Genomic signatures of epigenetic pathways. A. Schematic representation of the process used to generate pathway signatures, first by virally transfecting human mammary epithelial cells and then isolating RNA for microarray analysis followed by the binary regression algorithm to generate the signature. B. Heatmaps for the epigenetic pathway signatures. In the heatmaps, each column is a sample, with GFP controls on the left, and each row is a probe. Red indicates increased expression and blue indicates low expression. C. External in silico signature validation. Publically available datasets generated by independent groups were used to validate the signatures.

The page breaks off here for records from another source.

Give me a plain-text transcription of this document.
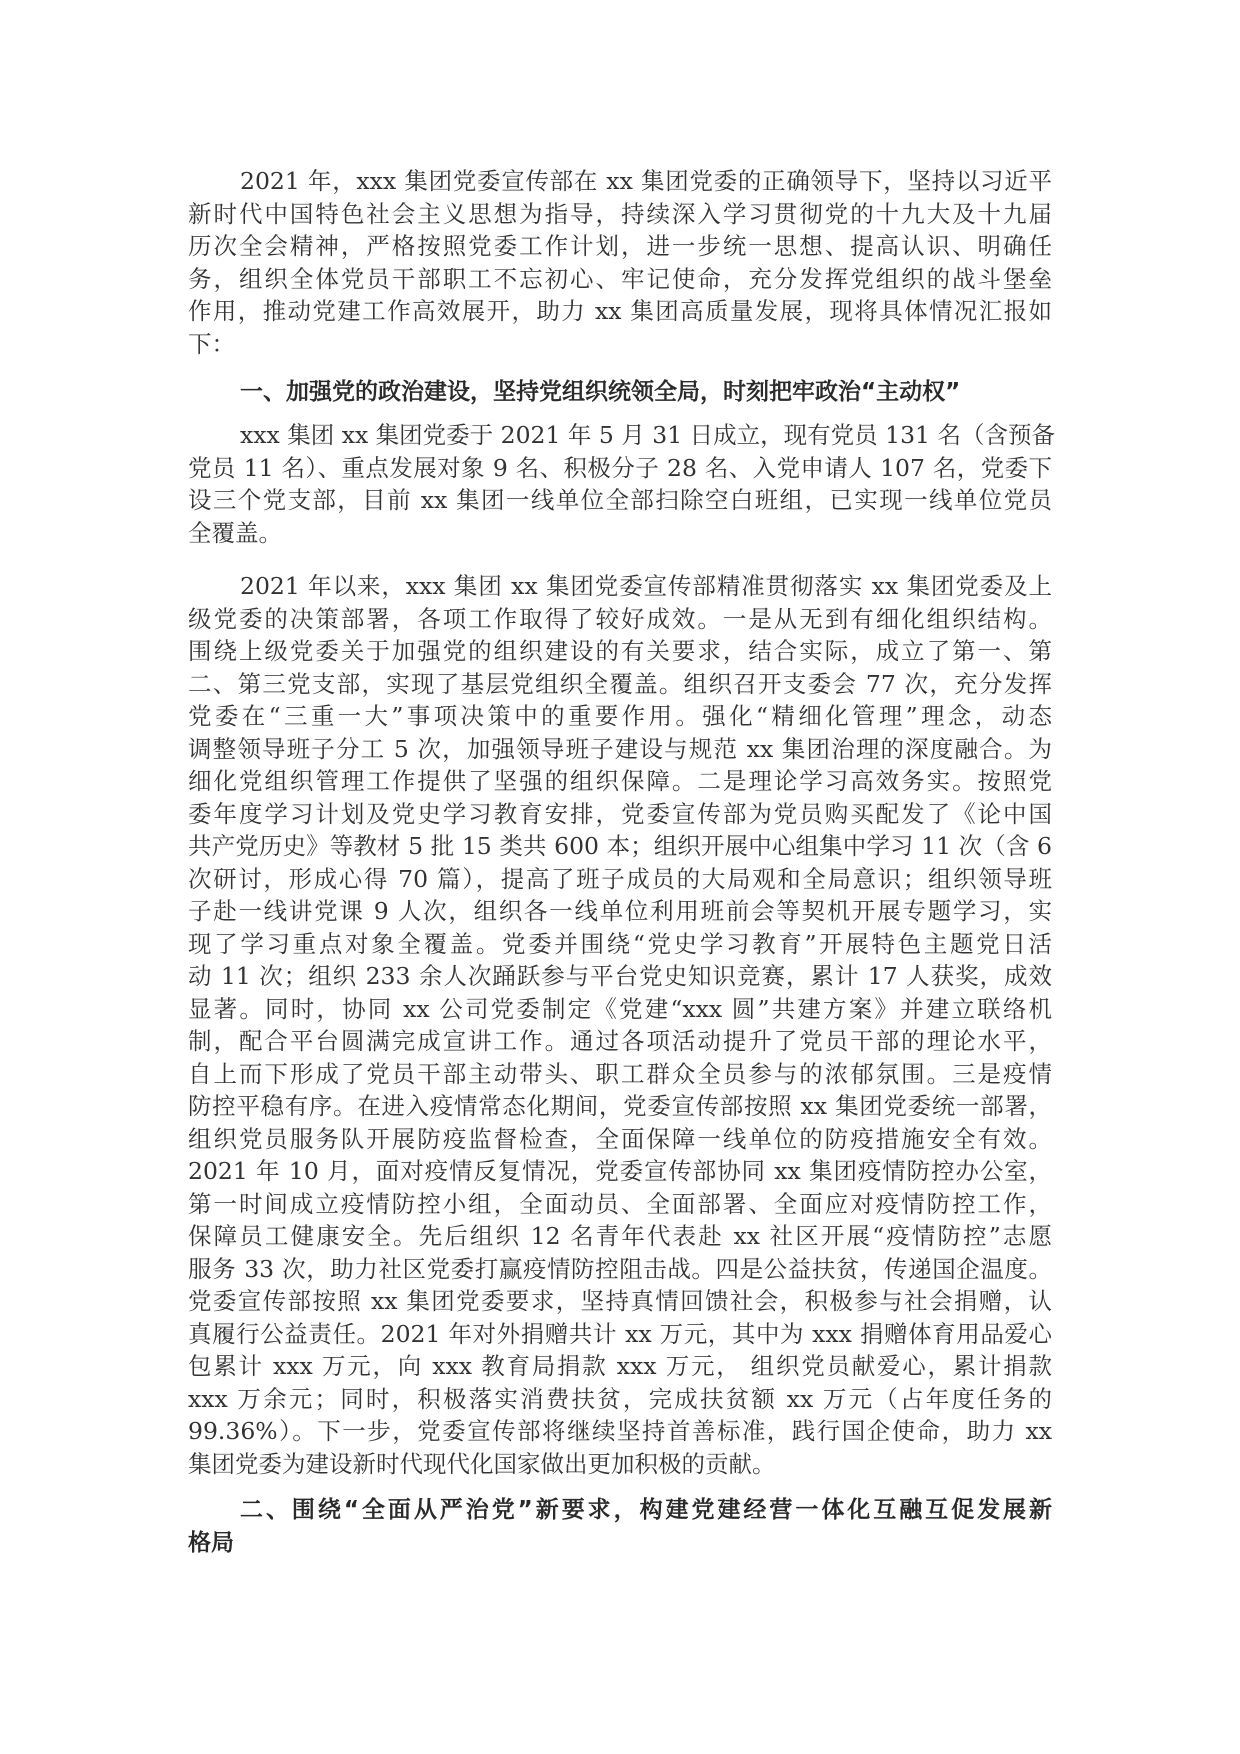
2021 年，xxx 集团党委宣传部在 xx 集团党委的正确领导下，坚持以习近平
新时代中国特色社会主义思想为指导，持续深入学习贯彻党的十九大及十九届
历次全会精神，严格按照党委工作计划，进一步统一思想、提高认识、明确任
务，组织全体党员干部职工不忘初心、牢记使命，充分发挥党组织的战斗堡垒
作用，推动党建工作高效展开，助力 xx 集团高质量发展，现将具体情况汇报如
下：
一、加强党的政治建设，坚持党组织统领全局，时刻把牢政治“主动权”
xxx 集团 xx 集团党委于 2021 年 5 月 31 日成立，现有党员 131 名（含预备
党员 11 名）、重点发展对象 9 名、积极分子 28 名、入党申请人 107 名，党委下
设三个党支部，目前 xx 集团一线单位全部扫除空白班组，已实现一线单位党员
全覆盖。
2021 年以来，xxx 集团 xx 集团党委宣传部精准贯彻落实 xx 集团党委及上
级党委的决策部署，各项工作取得了较好成效。一是从无到有细化组织结构。
围绕上级党委关于加强党的组织建设的有关要求，结合实际，成立了第一、第
二、第三党支部，实现了基层党组织全覆盖。组织召开支委会 77 次，充分发挥
党委在“三重一大”事项决策中的重要作用。强化“精细化管理”理念，动态
调整领导班子分工 5 次，加强领导班子建设与规范 xx 集团治理的深度融合。为
细化党组织管理工作提供了坚强的组织保障。二是理论学习高效务实。按照党
委年度学习计划及党史学习教育安排，党委宣传部为党员购买配发了《论中国
共产党历史》等教材 5 批 15 类共 600 本；组织开展中心组集中学习 11 次（含 6
次研讨，形成心得 70 篇），提高了班子成员的大局观和全局意识；组织领导班
子赴一线讲党课 9 人次，组织各一线单位利用班前会等契机开展专题学习，实
现了学习重点对象全覆盖。党委并围绕“党史学习教育”开展特色主题党日活
动 11 次；组织 233 余人次踊跃参与平台党史知识竞赛，累计 17 人获奖，成效
显著。同时，协同 xx 公司党委制定《党建“xxx 圆”共建方案》并建立联络机
制，配合平台圆满完成宣讲工作。通过各项活动提升了党员干部的理论水平，
自上而下形成了党员干部主动带头、职工群众全员参与的浓郁氛围。三是疫情
防控平稳有序。在进入疫情常态化期间，党委宣传部按照 xx 集团党委统一部署，
组织党员服务队开展防疫监督检查，全面保障一线单位的防疫措施安全有效。
2021 年 10 月，面对疫情反复情况，党委宣传部协同 xx 集团疫情防控办公室，
第一时间成立疫情防控小组，全面动员、全面部署、全面应对疫情防控工作，
保障员工健康安全。先后组织 12 名青年代表赴 xx 社区开展“疫情防控”志愿
服务 33 次，助力社区党委打赢疫情防控阻击战。四是公益扶贫，传递国企温度。
党委宣传部按照 xx 集团党委要求，坚持真情回馈社会，积极参与社会捐赠，认
真履行公益责任。2021 年对外捐赠共计 xx 万元，其中为 xxx 捐赠体育用品爱心
包累计 xxx 万元，向 xxx 教育局捐款 xxx 万元， 组织党员献爱心，累计捐款
xxx 万余元；同时，积极落实消费扶贫，完成扶贫额 xx 万元（占年度任务的
99.36%）。下一步，党委宣传部将继续坚持首善标准，践行国企使命，助力 xx
集团党委为建设新时代现代化国家做出更加积极的贡献。
二、围绕“全面从严治党”新要求，构建党建经营一体化互融互促发展新
格局
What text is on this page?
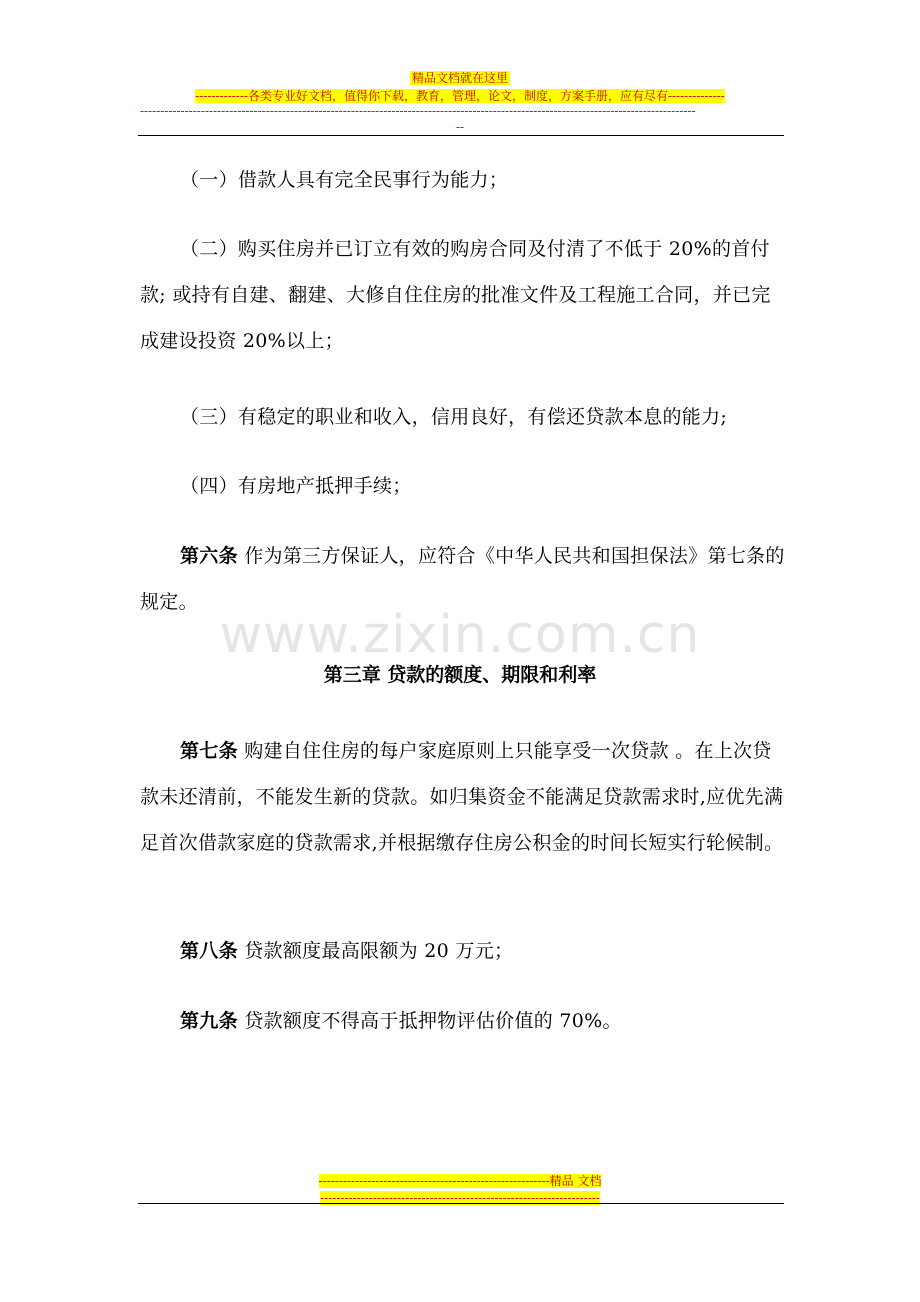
精品文档就在这里
-------------各类专业好文档，值得你下载，教育，管理，论文，制度，方案手册，应有尽有--------------
-----------------------------------------------------------------------------------------------------------------------------------------
--

（一）借款人具有完全民事行为能力；

（二）购买住房并已订立有效的购房合同及付清了不低于 20%的首付款; 或持有自建、翻建、大修自住住房的批准文件及工程施工合同，并已完成建设投资 20%以上；

（三）有稳定的职业和收入，信用良好，有偿还贷款本息的能力;

（四）有房地产抵押手续；

第六条 作为第三方保证人，应符合《中华人民共和国担保法》第七条的规定。

www.zixin.com.cn
第三章 贷款的额度、期限和利率

第七条 购建自住住房的每户家庭原则上只能享受一次贷款 。在上次贷款未还清前，不能发生新的贷款。如归集资金不能满足贷款需求时,应优先满足首次借款家庭的贷款需求,并根据缴存住房公积金的时间长短实行轮候制。

第八条 贷款额度最高限额为 20 万元；

第九条 贷款额度不得高于抵押物评估价值的 70%。

---------------------------------------------------------精品 文档
---------------------------------------------------------------------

In order to investigate epigenetic signaling pathways in cancer, we created a panel of gene expression signatures that model histone methylation (EZH2 signature), histone deacetylation by class 1 (HDAC1 signature), class 2 (HDAC4 signature), and class 3 (SIRT1 signature) histone deacetylases, and RNA methylation (DNMT2 signature). (Figure 1B) Internal validation by leave-one-out cross-validation ensures consistency and robustness of the signatures. External validation was carried out by applying the signatures to publically available datasets obtained from GEO and ArrayExpress (Figure 1C). The EZH2 signature was validated by showing significantly lower predicted EZH2 activity in four different datasets: 1) cells treated with the EZH2-depleting drug DZNep in GSE18150, 2) EZH2 siRNA knockdown from EM-EXP1581, 3) cells from EZH2-null mice in GSE20054, and 4) fibroblasts from EZH2-deficient mice from GSE23659. The last three are shown in Additional file 4: Figure S2. The HDAC1 signature was validated by showing significantly lower predicted HDAC1 activity in cells with HDAC1 siRNA knockdown in GSE12438. The HDAC4 signature was validated by showing significantly increased HDAC4 activity in cells treated with interferon gamma, a known upstream activator of HDAC4, in GSE3920. The SIRT1 signature was validated by showing significantly increased predicted SIRT1 activity in cells treated with resveretrol, a known SIRT1 activator, in GSE9008. The DNMT2 signature was validated by showing it predicted lower DNMT2 activity in cells from GSE14315 treated with azacytidine, a hypomethylating agent. Gene lists for each signature are given in Additional file 5: Table S2. As an additional negative control we tested the relationship between predicted pathway activity and proliferation; none of the signatures correlated with gene proliferation in breast cancer cell lines (Additional file 6: Figure S3).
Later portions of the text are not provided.